If the site uses a ClearQuest Web site and you have access to it, you can just access the record directly over the Web. From the ClearQuest database perspective, you are logging in locally. This is a fairly common practice and is very useful for those cases where you just want to add some additional information to the record.

State-based mastership

What if testers are not co-located with developers? What if the project decides that all activities will be triaged in Boston before being assigned? Now you definitely need an automated way to pass mastership around. Here is an example implementation described by Ryan Sappenfield in Rational ClearQuest MultiSite Tips & Tricks and available from developerWorks.

Mastership rule (pseudo-code):

  If (State=Submitted,Postponed,Resolved,Duplicate, or Closed)
      Mastership=Boston
  If (State=Assigned, or Closed)
      Mastership=Replica of Owner

Implement this through a Base Validation Action hook, called set_mastership, as shown in Figure 14-7 with Perl code shown in Figure 14-8.
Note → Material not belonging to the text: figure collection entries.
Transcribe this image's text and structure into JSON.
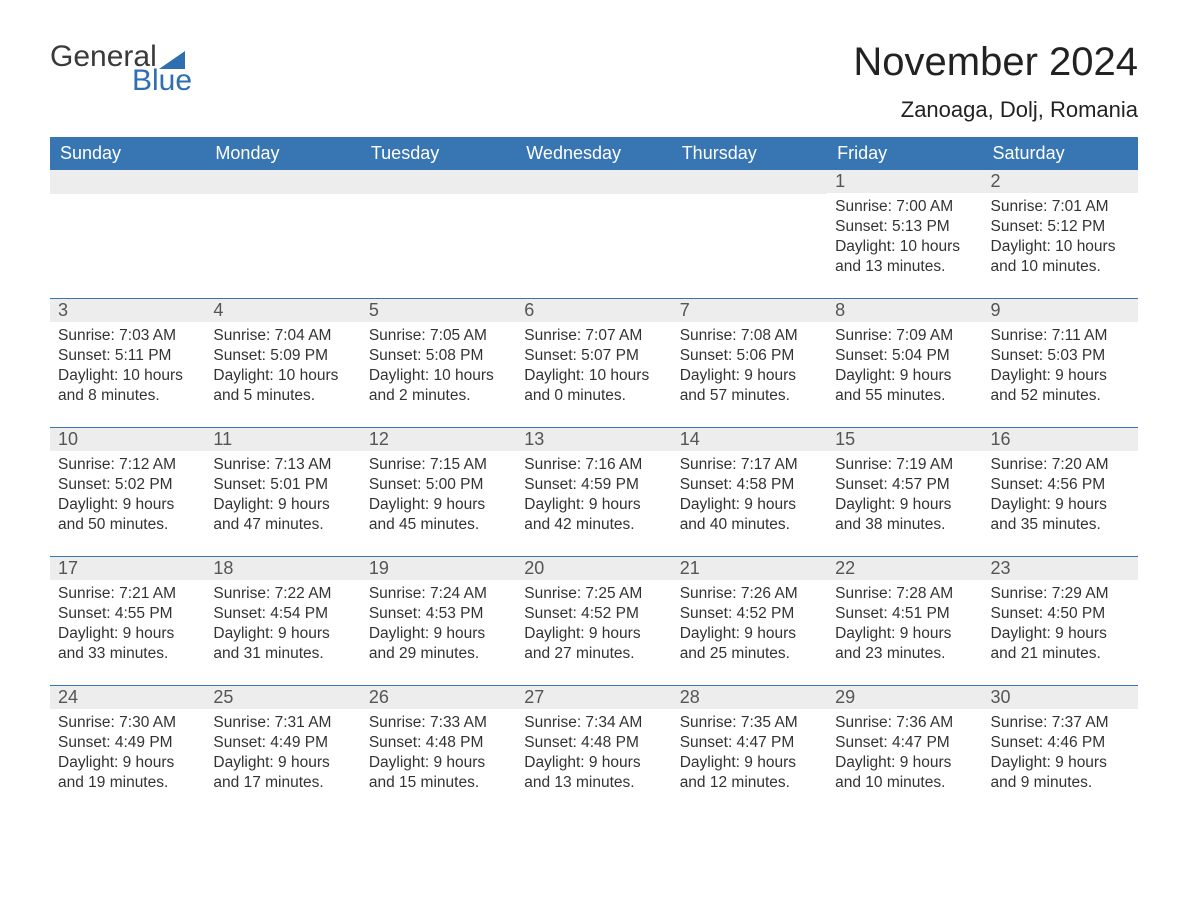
{
  "logo": {
    "text1": "General",
    "text2": "Blue"
  },
  "title": {
    "month": "November 2024",
    "location": "Zanoaga, Dolj, Romania"
  },
  "colors": {
    "header_bg": "#3875b3",
    "header_text": "#ffffff",
    "daynum_bg": "#ededed",
    "daynum_text": "#555555",
    "body_text": "#333333",
    "rule": "#3875b3",
    "logo_blue": "#2f6fb0",
    "page_bg": "#ffffff"
  },
  "weekdays": [
    "Sunday",
    "Monday",
    "Tuesday",
    "Wednesday",
    "Thursday",
    "Friday",
    "Saturday"
  ],
  "weeks": [
    [
      null,
      null,
      null,
      null,
      null,
      {
        "n": "1",
        "sunrise": "7:00 AM",
        "sunset": "5:13 PM",
        "daylight": "10 hours and 13 minutes."
      },
      {
        "n": "2",
        "sunrise": "7:01 AM",
        "sunset": "5:12 PM",
        "daylight": "10 hours and 10 minutes."
      }
    ],
    [
      {
        "n": "3",
        "sunrise": "7:03 AM",
        "sunset": "5:11 PM",
        "daylight": "10 hours and 8 minutes."
      },
      {
        "n": "4",
        "sunrise": "7:04 AM",
        "sunset": "5:09 PM",
        "daylight": "10 hours and 5 minutes."
      },
      {
        "n": "5",
        "sunrise": "7:05 AM",
        "sunset": "5:08 PM",
        "daylight": "10 hours and 2 minutes."
      },
      {
        "n": "6",
        "sunrise": "7:07 AM",
        "sunset": "5:07 PM",
        "daylight": "10 hours and 0 minutes."
      },
      {
        "n": "7",
        "sunrise": "7:08 AM",
        "sunset": "5:06 PM",
        "daylight": "9 hours and 57 minutes."
      },
      {
        "n": "8",
        "sunrise": "7:09 AM",
        "sunset": "5:04 PM",
        "daylight": "9 hours and 55 minutes."
      },
      {
        "n": "9",
        "sunrise": "7:11 AM",
        "sunset": "5:03 PM",
        "daylight": "9 hours and 52 minutes."
      }
    ],
    [
      {
        "n": "10",
        "sunrise": "7:12 AM",
        "sunset": "5:02 PM",
        "daylight": "9 hours and 50 minutes."
      },
      {
        "n": "11",
        "sunrise": "7:13 AM",
        "sunset": "5:01 PM",
        "daylight": "9 hours and 47 minutes."
      },
      {
        "n": "12",
        "sunrise": "7:15 AM",
        "sunset": "5:00 PM",
        "daylight": "9 hours and 45 minutes."
      },
      {
        "n": "13",
        "sunrise": "7:16 AM",
        "sunset": "4:59 PM",
        "daylight": "9 hours and 42 minutes."
      },
      {
        "n": "14",
        "sunrise": "7:17 AM",
        "sunset": "4:58 PM",
        "daylight": "9 hours and 40 minutes."
      },
      {
        "n": "15",
        "sunrise": "7:19 AM",
        "sunset": "4:57 PM",
        "daylight": "9 hours and 38 minutes."
      },
      {
        "n": "16",
        "sunrise": "7:20 AM",
        "sunset": "4:56 PM",
        "daylight": "9 hours and 35 minutes."
      }
    ],
    [
      {
        "n": "17",
        "sunrise": "7:21 AM",
        "sunset": "4:55 PM",
        "daylight": "9 hours and 33 minutes."
      },
      {
        "n": "18",
        "sunrise": "7:22 AM",
        "sunset": "4:54 PM",
        "daylight": "9 hours and 31 minutes."
      },
      {
        "n": "19",
        "sunrise": "7:24 AM",
        "sunset": "4:53 PM",
        "daylight": "9 hours and 29 minutes."
      },
      {
        "n": "20",
        "sunrise": "7:25 AM",
        "sunset": "4:52 PM",
        "daylight": "9 hours and 27 minutes."
      },
      {
        "n": "21",
        "sunrise": "7:26 AM",
        "sunset": "4:52 PM",
        "daylight": "9 hours and 25 minutes."
      },
      {
        "n": "22",
        "sunrise": "7:28 AM",
        "sunset": "4:51 PM",
        "daylight": "9 hours and 23 minutes."
      },
      {
        "n": "23",
        "sunrise": "7:29 AM",
        "sunset": "4:50 PM",
        "daylight": "9 hours and 21 minutes."
      }
    ],
    [
      {
        "n": "24",
        "sunrise": "7:30 AM",
        "sunset": "4:49 PM",
        "daylight": "9 hours and 19 minutes."
      },
      {
        "n": "25",
        "sunrise": "7:31 AM",
        "sunset": "4:49 PM",
        "daylight": "9 hours and 17 minutes."
      },
      {
        "n": "26",
        "sunrise": "7:33 AM",
        "sunset": "4:48 PM",
        "daylight": "9 hours and 15 minutes."
      },
      {
        "n": "27",
        "sunrise": "7:34 AM",
        "sunset": "4:48 PM",
        "daylight": "9 hours and 13 minutes."
      },
      {
        "n": "28",
        "sunrise": "7:35 AM",
        "sunset": "4:47 PM",
        "daylight": "9 hours and 12 minutes."
      },
      {
        "n": "29",
        "sunrise": "7:36 AM",
        "sunset": "4:47 PM",
        "daylight": "9 hours and 10 minutes."
      },
      {
        "n": "30",
        "sunrise": "7:37 AM",
        "sunset": "4:46 PM",
        "daylight": "9 hours and 9 minutes."
      }
    ]
  ],
  "labels": {
    "sunrise": "Sunrise: ",
    "sunset": "Sunset: ",
    "daylight": "Daylight: "
  }
}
Figure 14-7. ClearQuest-MultiSite—automating state-based change of mastership


Figure 14-8. ClearQuest MultiSite—State-based mastership hook
sub Defect_Validation {
my($actionname, $actiontype) = @_;
my $result;
    $sessionObj = $entity->GetSession();
    $state      = $entity->GetFieldValue("State")->GetValue();
    $owner      = $entity->GetFieldValue("Owner")->GetValue();
    $site       = $entity->GetFieldValue("ratl_mastership")->GetValue();
    # check state value
    if ($state eq "Submitted" | "Postponed" | "Resolved" |
            "Duplicate" | "Closed") {
         #set mastership to Boston
         $entity->SetFieldValue("ratl_mastership", "BOSTON");
    }elsif ($state eq "Assigned" | "Opened") {
         #get mastership of the current record owner
         my $userObj        = $sessionObj->GetEntity("users",$owner);
         my $userMastership =
               $userObj->GetFieldValue("ratl_mastership")->GetValue();
         #set mastership of record to match current owner
          $entity->SetFieldValue("ratl_mastership",$userMastership);
    }
return $result;

Follow the procedures described in ““Manual change of mastership” on page 288” to update the schema.